Но я все равно высказался вслух, потому что надо было проверить на коллегах, правильно ли я все спланировал.
— Лучше всего начинать с «Мерседеса», — решил я. — То, что не удалось сделать Егору, нам нетрудно, правда, Калерия Петровна?
— Я позвоню, — сказала Калерия. — Машина нестандартная. Синий «Мерседес» и три первые цифры номера известны.
— А я пойду в Музыкальный театр, — заявила Тамара, — завтра с утра.
— Ты думаешь, что отверстие в заднике тебя ждет?
— Она права, — сказала Калерия. — Надо поговорить с людьми, узнать, что необычного они замечали там в последние месяцы. А Тамарочка у нас обаятельная.
Калерия тоже была права. Тамарку надо было употреблять на дела, в которых она могла принести как можно меньше вреда.
— Но сначала, — сказала Калерия, — ты, Гарик, зайдешь к Евдокии, то есть к Елене Павловне.
— Ничего она Гарику не скажет, — заявила Тамара. — Но если хотите, я с ней поговорю.
Вулкан извергался прямо у нас в комнате. Глаза Тамары сверкали, ноги кобылицы отбивали чечетку.
Калерия делала вид, что не замечает опасности. Она повернулась к Тамаре и ангельским голосом сообщила ей, что в Детском музыкальном театре ей следует деликатно выяснить, не было ли там замечено странных явлений или людей.
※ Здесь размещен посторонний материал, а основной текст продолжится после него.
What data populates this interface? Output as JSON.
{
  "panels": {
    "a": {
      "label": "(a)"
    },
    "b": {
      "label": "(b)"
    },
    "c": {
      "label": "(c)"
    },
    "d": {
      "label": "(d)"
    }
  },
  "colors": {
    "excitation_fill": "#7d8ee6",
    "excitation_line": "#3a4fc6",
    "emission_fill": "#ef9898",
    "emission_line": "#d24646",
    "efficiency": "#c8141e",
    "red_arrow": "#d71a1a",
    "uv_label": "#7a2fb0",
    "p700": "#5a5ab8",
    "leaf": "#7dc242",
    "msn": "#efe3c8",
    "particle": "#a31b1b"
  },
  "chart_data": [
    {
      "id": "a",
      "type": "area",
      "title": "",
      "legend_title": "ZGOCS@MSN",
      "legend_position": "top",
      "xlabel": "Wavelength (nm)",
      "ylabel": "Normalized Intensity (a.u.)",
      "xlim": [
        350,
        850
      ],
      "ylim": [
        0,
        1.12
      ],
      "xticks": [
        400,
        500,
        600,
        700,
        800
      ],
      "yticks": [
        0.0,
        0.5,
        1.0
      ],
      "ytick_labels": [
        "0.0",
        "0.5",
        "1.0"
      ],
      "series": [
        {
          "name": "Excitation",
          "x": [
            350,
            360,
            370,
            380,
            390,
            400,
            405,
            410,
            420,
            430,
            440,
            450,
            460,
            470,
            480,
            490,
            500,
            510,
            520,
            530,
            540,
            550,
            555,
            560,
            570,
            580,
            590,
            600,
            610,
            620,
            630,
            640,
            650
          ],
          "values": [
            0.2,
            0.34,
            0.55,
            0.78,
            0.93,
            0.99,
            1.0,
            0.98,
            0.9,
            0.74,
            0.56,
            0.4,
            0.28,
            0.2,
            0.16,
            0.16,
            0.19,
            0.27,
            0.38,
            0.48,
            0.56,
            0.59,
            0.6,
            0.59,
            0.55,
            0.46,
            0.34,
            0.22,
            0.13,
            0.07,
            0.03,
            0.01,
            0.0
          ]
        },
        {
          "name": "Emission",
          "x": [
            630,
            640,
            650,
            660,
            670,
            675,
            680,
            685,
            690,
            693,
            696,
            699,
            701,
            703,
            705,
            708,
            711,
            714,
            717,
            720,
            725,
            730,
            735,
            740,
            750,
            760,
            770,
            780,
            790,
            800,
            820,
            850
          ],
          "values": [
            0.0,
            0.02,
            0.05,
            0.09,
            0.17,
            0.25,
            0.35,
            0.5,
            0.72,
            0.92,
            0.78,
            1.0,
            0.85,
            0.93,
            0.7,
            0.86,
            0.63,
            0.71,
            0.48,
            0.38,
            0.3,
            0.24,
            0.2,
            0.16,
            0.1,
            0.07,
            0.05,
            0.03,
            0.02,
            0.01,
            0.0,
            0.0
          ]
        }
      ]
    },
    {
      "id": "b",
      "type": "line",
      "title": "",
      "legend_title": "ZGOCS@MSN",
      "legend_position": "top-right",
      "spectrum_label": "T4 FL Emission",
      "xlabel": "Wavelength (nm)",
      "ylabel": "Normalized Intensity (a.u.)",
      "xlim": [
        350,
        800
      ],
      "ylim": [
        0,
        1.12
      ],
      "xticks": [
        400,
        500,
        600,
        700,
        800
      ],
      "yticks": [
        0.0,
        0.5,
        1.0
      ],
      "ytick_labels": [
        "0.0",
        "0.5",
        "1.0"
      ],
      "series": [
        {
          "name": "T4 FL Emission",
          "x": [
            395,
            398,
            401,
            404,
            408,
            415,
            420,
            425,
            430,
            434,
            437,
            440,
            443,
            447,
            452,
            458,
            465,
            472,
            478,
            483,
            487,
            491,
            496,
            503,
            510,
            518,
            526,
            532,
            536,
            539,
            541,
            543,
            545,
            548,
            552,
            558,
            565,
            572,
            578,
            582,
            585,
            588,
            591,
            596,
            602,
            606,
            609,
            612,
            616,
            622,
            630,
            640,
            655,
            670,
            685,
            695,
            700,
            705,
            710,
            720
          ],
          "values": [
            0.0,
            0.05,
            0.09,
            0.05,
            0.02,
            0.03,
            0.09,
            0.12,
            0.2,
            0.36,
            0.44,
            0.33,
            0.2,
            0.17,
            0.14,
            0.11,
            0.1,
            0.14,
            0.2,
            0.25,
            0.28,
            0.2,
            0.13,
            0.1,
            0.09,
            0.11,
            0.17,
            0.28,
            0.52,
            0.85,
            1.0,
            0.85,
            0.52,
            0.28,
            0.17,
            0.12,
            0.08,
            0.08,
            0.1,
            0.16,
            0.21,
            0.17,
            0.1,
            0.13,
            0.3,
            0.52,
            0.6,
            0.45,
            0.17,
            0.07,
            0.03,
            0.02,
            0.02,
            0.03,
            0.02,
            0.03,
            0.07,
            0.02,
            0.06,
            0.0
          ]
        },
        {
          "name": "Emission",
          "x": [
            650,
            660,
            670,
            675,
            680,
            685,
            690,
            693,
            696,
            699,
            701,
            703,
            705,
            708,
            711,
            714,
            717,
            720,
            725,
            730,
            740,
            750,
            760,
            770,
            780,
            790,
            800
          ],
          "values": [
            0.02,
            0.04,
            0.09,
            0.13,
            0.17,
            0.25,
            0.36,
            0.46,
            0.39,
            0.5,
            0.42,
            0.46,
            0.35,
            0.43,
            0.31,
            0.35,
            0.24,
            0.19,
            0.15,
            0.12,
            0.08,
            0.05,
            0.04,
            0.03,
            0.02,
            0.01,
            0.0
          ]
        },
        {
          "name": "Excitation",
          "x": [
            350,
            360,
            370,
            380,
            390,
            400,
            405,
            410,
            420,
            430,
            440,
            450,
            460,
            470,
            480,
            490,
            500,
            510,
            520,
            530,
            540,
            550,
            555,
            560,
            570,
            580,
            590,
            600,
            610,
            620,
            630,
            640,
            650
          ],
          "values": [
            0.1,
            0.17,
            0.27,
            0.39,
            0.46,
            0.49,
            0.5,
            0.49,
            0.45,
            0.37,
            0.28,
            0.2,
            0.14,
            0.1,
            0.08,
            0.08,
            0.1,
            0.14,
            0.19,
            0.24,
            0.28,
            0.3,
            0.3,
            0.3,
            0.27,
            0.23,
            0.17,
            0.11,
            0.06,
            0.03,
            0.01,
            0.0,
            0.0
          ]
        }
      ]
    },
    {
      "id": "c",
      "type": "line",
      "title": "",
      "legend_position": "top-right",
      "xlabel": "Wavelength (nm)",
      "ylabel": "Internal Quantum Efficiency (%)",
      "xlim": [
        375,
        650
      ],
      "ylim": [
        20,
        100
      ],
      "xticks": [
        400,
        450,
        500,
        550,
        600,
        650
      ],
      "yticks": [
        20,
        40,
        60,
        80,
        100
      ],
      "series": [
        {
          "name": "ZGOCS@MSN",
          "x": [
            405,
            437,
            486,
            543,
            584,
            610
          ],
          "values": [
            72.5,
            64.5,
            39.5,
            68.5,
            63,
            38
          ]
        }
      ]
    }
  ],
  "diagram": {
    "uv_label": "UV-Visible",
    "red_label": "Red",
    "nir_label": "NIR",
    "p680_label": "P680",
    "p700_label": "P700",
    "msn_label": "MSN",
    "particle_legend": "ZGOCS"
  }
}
— А ты, — сказала она мне, — попытайся воздействовать на Евдокию с помощью своих методов.
Закончила она так:
— Я с утра отправляюсь на растерзание ученого совета, а Саша Добряк держит оборону в лавке, чтобы никто не утащил у нас стаканчики для кофе.
Я знал, что застану мать Людмилы дома. И, вернее всего, уже восставшей ото сна, так как перед этим я провел целый час, сидя на лавочке рядом с двумя бабушками из того же подъезда. Бабушки были очень разными, одна демократических взглядов, другая хранила партбилет, но в одном бабушки сходились — таким, как Ленка, доверять воспитание ребенка нельзя. Про Люську ничего такого сказать не могут, но она, без сомнения, пойдет по неверному пути матери, потому что носит во-от такие короткие юбки, за ней приезжают на «Мерседесах», и вообще она дома не ночевала.
Я включил свое умение перевоплощаться, и бабушки были уверены в том, что беседовали с пожилым добродушным ветераном.
Приближалось решающее сражение с Люськиной мамашей. Кто ей покажется самым безопасным? Эту проблему мне нужно было решить поскорее, пока ветеран, которому вслед глядят несколько удивленные бабушки, поднимается по лестнице.
Оставаться ветераном не годится. Ветеранам Евдокия не доверяет. Они наверняка досаждали ей в течение всей ее нескладной жизни, учили жить, вести себя правильно и не шуметь.
Поэтому должен признаться, что Евдокия, открыв дверь, увидела перед собой толстую некрасивую девушку в выпуклых очках, причесанную на прямой пробор, краснощекую и белоглазую.
Девушка же увидела высокую нескладную женщину, темные волосы которой были не чесаны месяца два, а халат столько же не стиран. Зато у этой женщины сохранились чудесные серые, хоть и отягощенные мешками, глаза и странные тонкие брови, живые и подвижные, которые своими элегантными движениями подчеркивали ее слова.
— Ой, простите! — Девушка в очках, видимо, оторопела при виде хозяйки дома, но тут же постаралась взять себя в руки, потому что была существом робким и вежливым, я ее скопировал с Дашеньки Корф с нашего курса, которая хотела выйти замуж, но так и не смогла.